Separation of Church and Education

Teachers in Augusta, Maine are apparently now subject to the school administration telling who they can or cannot pray for, and, if they happen to mention to a colleague they are praying for them, they will be reprimanded for possibly imposing a “strong religious/spiritual belief system” on the person they prayed for, even if that colleague goes to the same church!  (Family Research Council Washington Update)

I dare contend the same school would not utter a word if the person offering the prayer was anything but Christian in their belief.  When schools at any level ban Bible clubs while allowing prayer rooms and clubs for other religions, or tell their faculty and staff what they can or cannot talk about to each other, they are not following the Constitution, they are violating it.  Constitutional rights don’t disappear at the school door.

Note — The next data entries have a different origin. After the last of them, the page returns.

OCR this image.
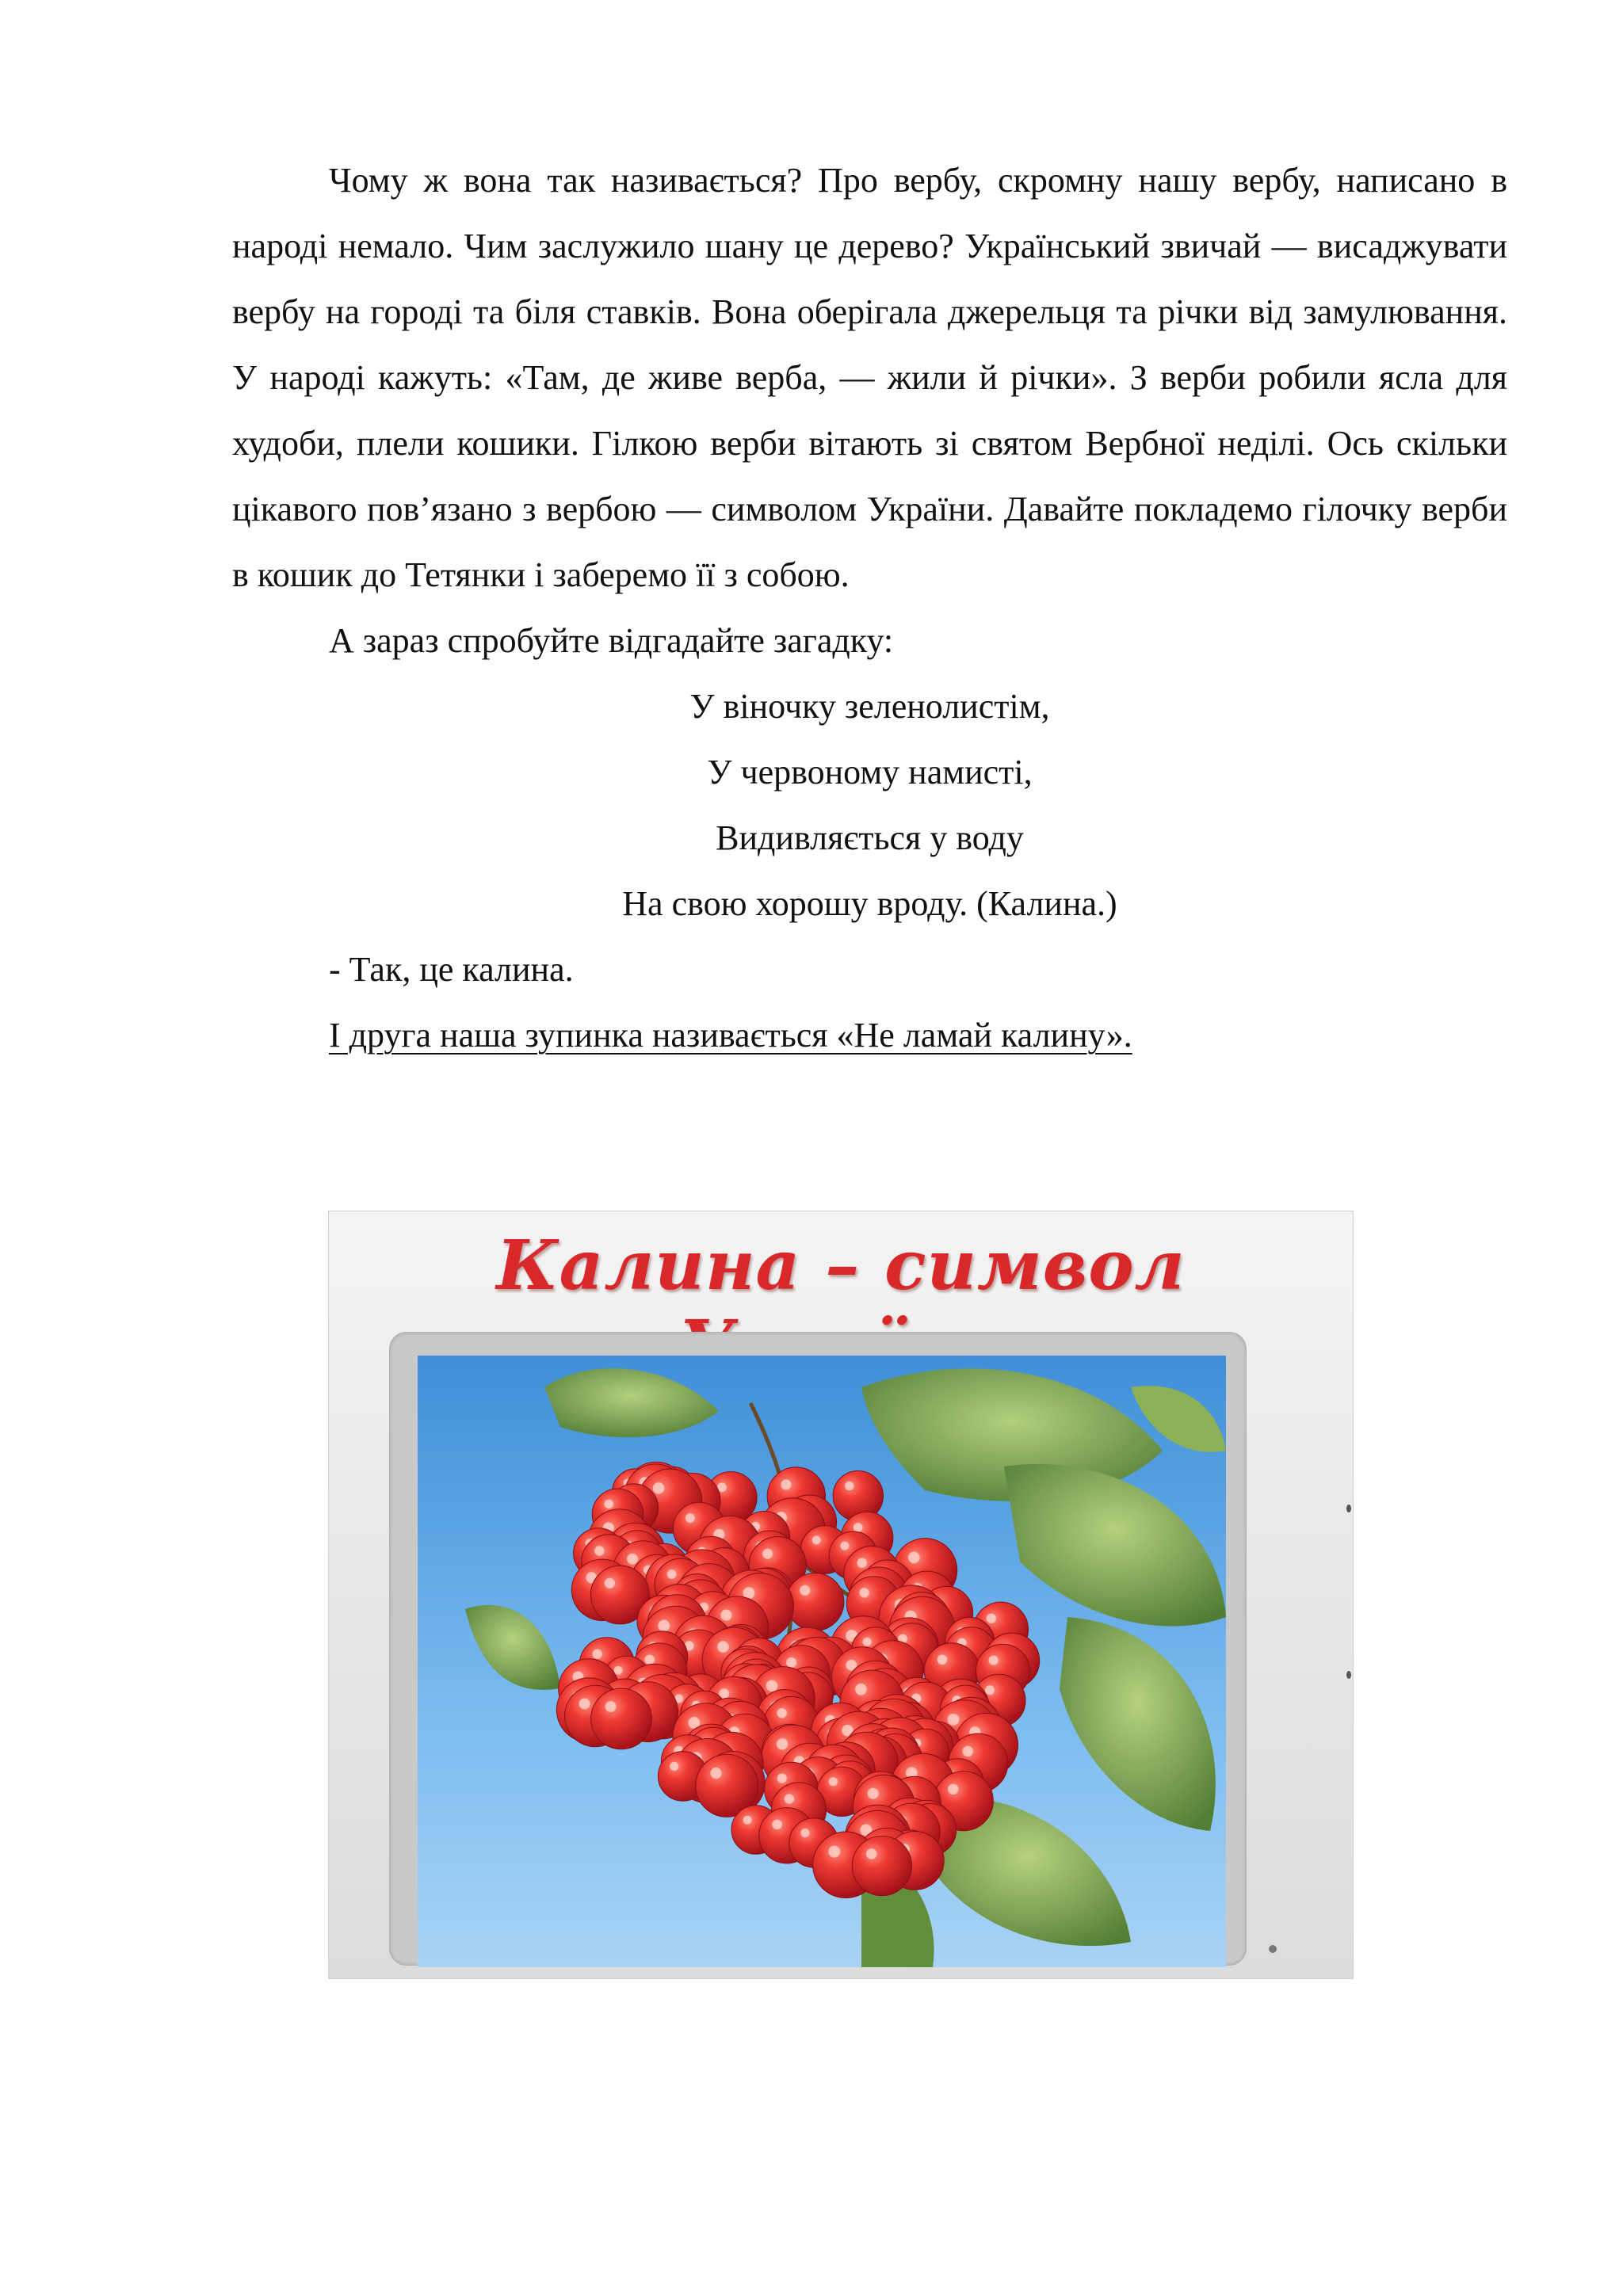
Чому ж вона так називається? Про вербу, скромну нашу вербу, написано в народі немало. Чим заслужило шану це дерево? Український звичай — висаджувати вербу на городі та біля ставків. Вона оберігала джерельця та річки від замулювання. У народі кажуть: «Там, де живе верба, — жили й річки». З верби робили ясла для худоби, плели кошики. Гілкою верби вітають зі святом Вербної неділі. Ось скільки цікавого пов’язано з вербою — символом України. Давайте покладемо гілочку верби в кошик до Тетянки і заберемо її з собою.

А зараз спробуйте відгадайте загадку:

У віночку зеленолистім,

У червоному намисті,

Видивляється у воду

На свою хорошу вроду. (Калина.)

- Так, це калина.

І друга наша зупинка називається «Не ламай калину».

Калина – символ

Part of the “coaching memorandum” Augusta teacher Tony Richardson received told her “it is imperative that you do not use phrases that integrate public and private belief systems when in public schools.”

Whatever a “public belief system” is, there is no one who can completely disassociate their personal beliefs from their work place, school, family, or any where else.  If you teach at a school that still believes the world is flat, you’re supposed to check your intelligence at the door when you show up for work.  It borders on the absurd.

But the hostility against Christian religions is becoming more and more prevalent every day.  Those who do not believe in God, or those who have differing beliefs to what is called conservative Christian beliefs and values are coming out not only verbally but militantly against Christians.

The biggest lie being presented to Americans in the workplace and schools is “separation of church and state.”  A letter written by Thomas Jefferson January 01, 1802 to the Danbury Baptist Association was published in a Massachusetts newspaper: “I contemplate with sovereign reverence that act of the whole American people which declared that their legislature should ‘make no law respecting an establishment of religion, or prohibiting the free exercise thereof,’ thus building a wall of separation between Church and State.”  Jefferson was quoting the founder of the first Baptist church in America, Roger Williams, who in 1638 founded the First Baptist Church of Providence, Rhode Island.

As was Jefferson, Williams was a champion for the true purpose of preventing the establishment of a state church by the government, as the Massachusetts Bay Colony attempted to do, along with legalizing slavery.  Williams fought against both.  Williams wrote in 1644 he believed it necessary to have “a hedge or wall of separation between the garden of the church and the wilderness of the world.”  Any state-run church he considered forced worship and led to corrupted Christianity.

As evidenced by the many recorded accounts of “religious” events held in Congress during the formative years of our nation, the opening prayers before every session, the openly confessed belief that God in His Divine Wisdom would make this country great, there is not nor should be such a thing as “separation of church and state” as held in the current popular belief system.  How different would be the actions of Congress if the members held true moral values, and not simply purveyors of situation ethics?

America is experiencing the results of removing God and religion from our schools, workplace, the military, and the government.  If this country continues down the path it has chosen, perhaps we should all go stand on the corner holding the sign “The End Is Near.”

A better idea is go to church and pray for America.